By that, I mean comparing digital caries diagnosis (visual detection devices such as SoproCARE and/or SoproLIFE from ACTEON, Spectra from Air Techniques and The Canary System from Quantum Dental Technologies). *
I hope we can soon have this type of discussion regarding 3D as well. The amount of patient radiation exposure has dropped remarkably in the past couple of years (led by the i-CAT FLX from Imaging Sciences and Instrumentarium’s OP300 Maxio), and I feel this radiation drop will continue as the profession continues to demand it. Drop of exposure has been rapidly achieved by developers and continues to be a very popular sales feature for cone beam devices. As cone beam devices such as the i-CAT FLX become a bigger part of what we do and how we diagnose, our diagnostic paradigms will continue to shift.

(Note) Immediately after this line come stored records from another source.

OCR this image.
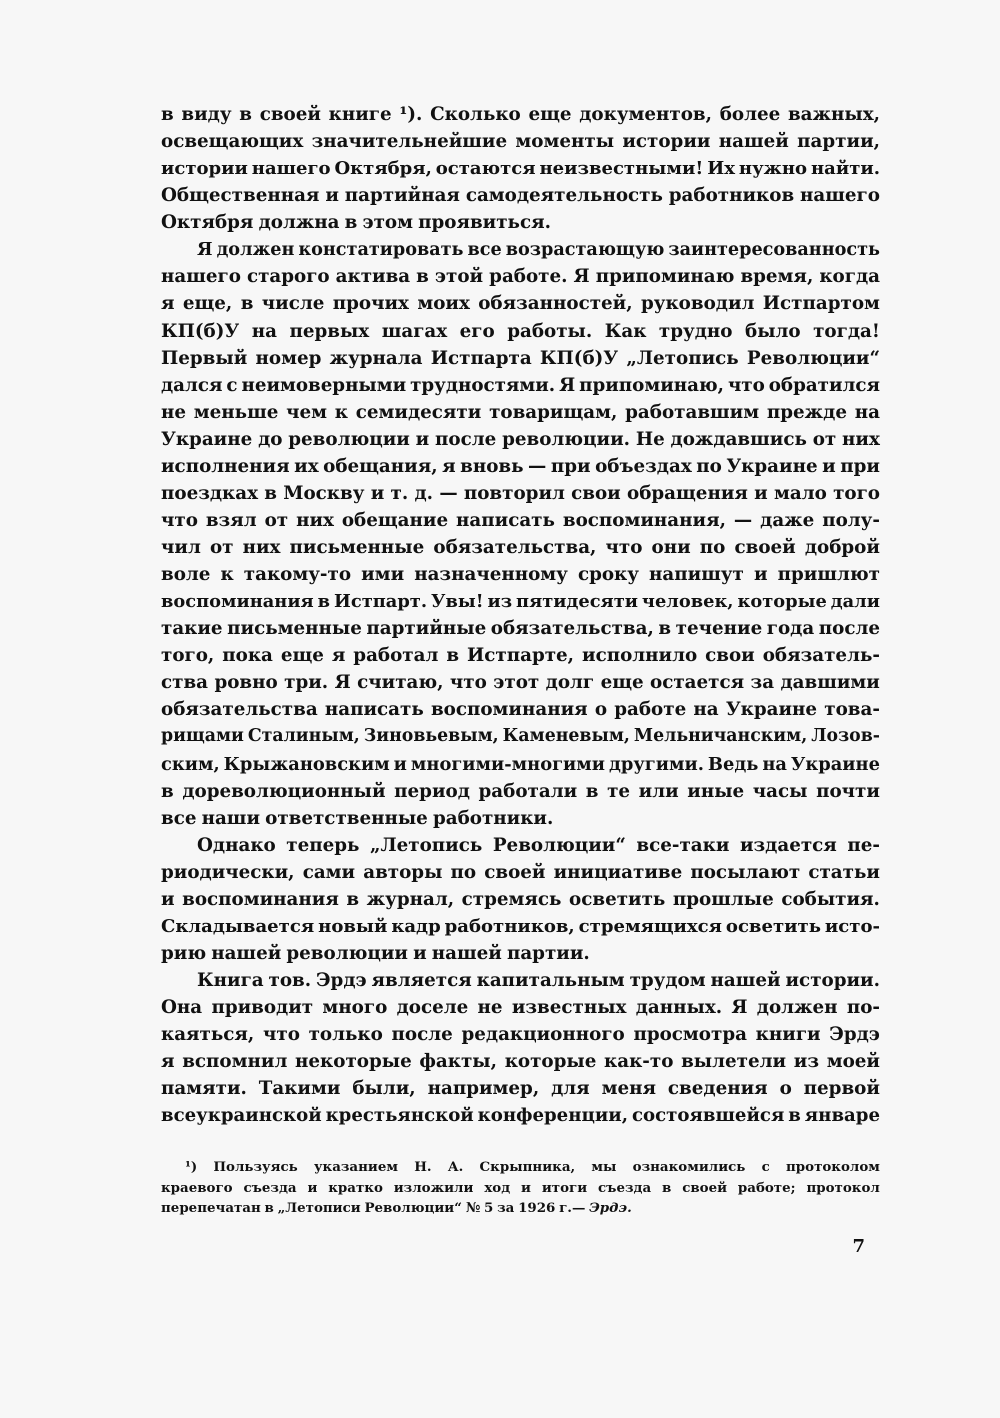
в виду в своей книге ¹). Сколько еще документов, более важных,
освещающих значительнейшие моменты истории нашей партии,
истории нашего Октября, остаются неизвестными! Их нужно найти.
Общественная и партийная самодеятельность работников нашего
Октября должна в этом проявиться.
Я должен констатировать все возрастающую заинтересованность
нашего старого актива в этой работе. Я припоминаю время, когда
я еще, в числе прочих моих обязанностей, руководил Истпартом
КП(б)У на первых шагах его работы. Как трудно было тогда!
Первый номер журнала Истпарта КП(б)У „Летопись Революции“
дался с неимоверными трудностями. Я припоминаю, что обратился
не меньше чем к семидесяти товарищам, работавшим прежде на
Украине до революции и после революции. Не дождавшись от них
исполнения их обещания, я вновь — при объездах по Украине и при
поездках в Москву и т. д. — повторил свои обращения и мало того
что взял от них обещание написать воспоминания, — даже полу-
чил от них письменные обязательства, что они по своей доброй
воле к такому-то ими назначенному сроку напишут и пришлют
воспоминания в Истпарт. Увы! из пятидесяти человек, которые дали
такие письменные партийные обязательства, в течение года после
того, пока еще я работал в Истпарте, исполнило свои обязатель-
ства ровно три. Я считаю, что этот долг еще остается за давшими
обязательства написать воспоминания о работе на Украине това-
рищами Сталиным, Зиновьевым, Каменевым, Мельничанским, Лозов-
ским, Крыжановским и многими-многими другими. Ведь на Украине
в дореволюционный период работали в те или иные часы почти
все наши ответственные работники.
Однако теперь „Летопись Революции“ все-таки издается пе-
риодически, сами авторы по своей инициативе посылают статьи
и воспоминания в журнал, стремясь осветить прошлые события.
Складывается новый кадр работников, стремящихся осветить исто-
рию нашей революции и нашей партии.
Книга тов. Эрдэ является капитальным трудом нашей истории.
Она приводит много доселе не известных данных. Я должен по-
каяться, что только после редакционного просмотра книги Эрдэ
я вспомнил некоторые факты, которые как-то вылетели из моей
памяти. Такими были, например, для меня сведения о первой
всеукраинской крестьянской конференции, состоявшейся в январе
¹) Пользуясь указанием Н. А. Скрыпника, мы ознакомились с протоколом
краевого съезда и кратко изложили ход и итоги съезда в своей работе; протокол
перепечатан в „Летописи Революции“ № 5 за 1926 г.— Эрдэ.
7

When you combine the rapidly expanding use of cone beam computed tomography (and with good reason) and then factor in devices such as the NOMAD Pro handheld X-ray generator (which threatens to eliminate the entire product category of wall-/cabinet-mounted dental X-ray exposure generator), this entire category of diagnostic devices becomes capable of a “second life” when paired with the aforementioned digital caries detection devices.
By creating the ability of low/minimal/no radiation monitoring of carious lesions, the dental profession’s entrance into tracking caries by the human body’s most accurate and well used sense is finally within our grasp.
*A bit of an explanation is required here. All four of the systems mentioned above detect decay in the X, Y and Z axes. However, because I am discussing comparing these devices with bitewing radiographs and/or periapical radiographs, this limits my discussions to two dimensions (depth of the lesion from a mesial or distal contact to the pulp and height from a cervical to occlusal dimension). I cannot discuss the lesion size from a buccal to lingual or labial to palatal dimension because that area (which I would refer to as the “width of the lesion”) cannot be determined from the orientation of the “receiving medium.”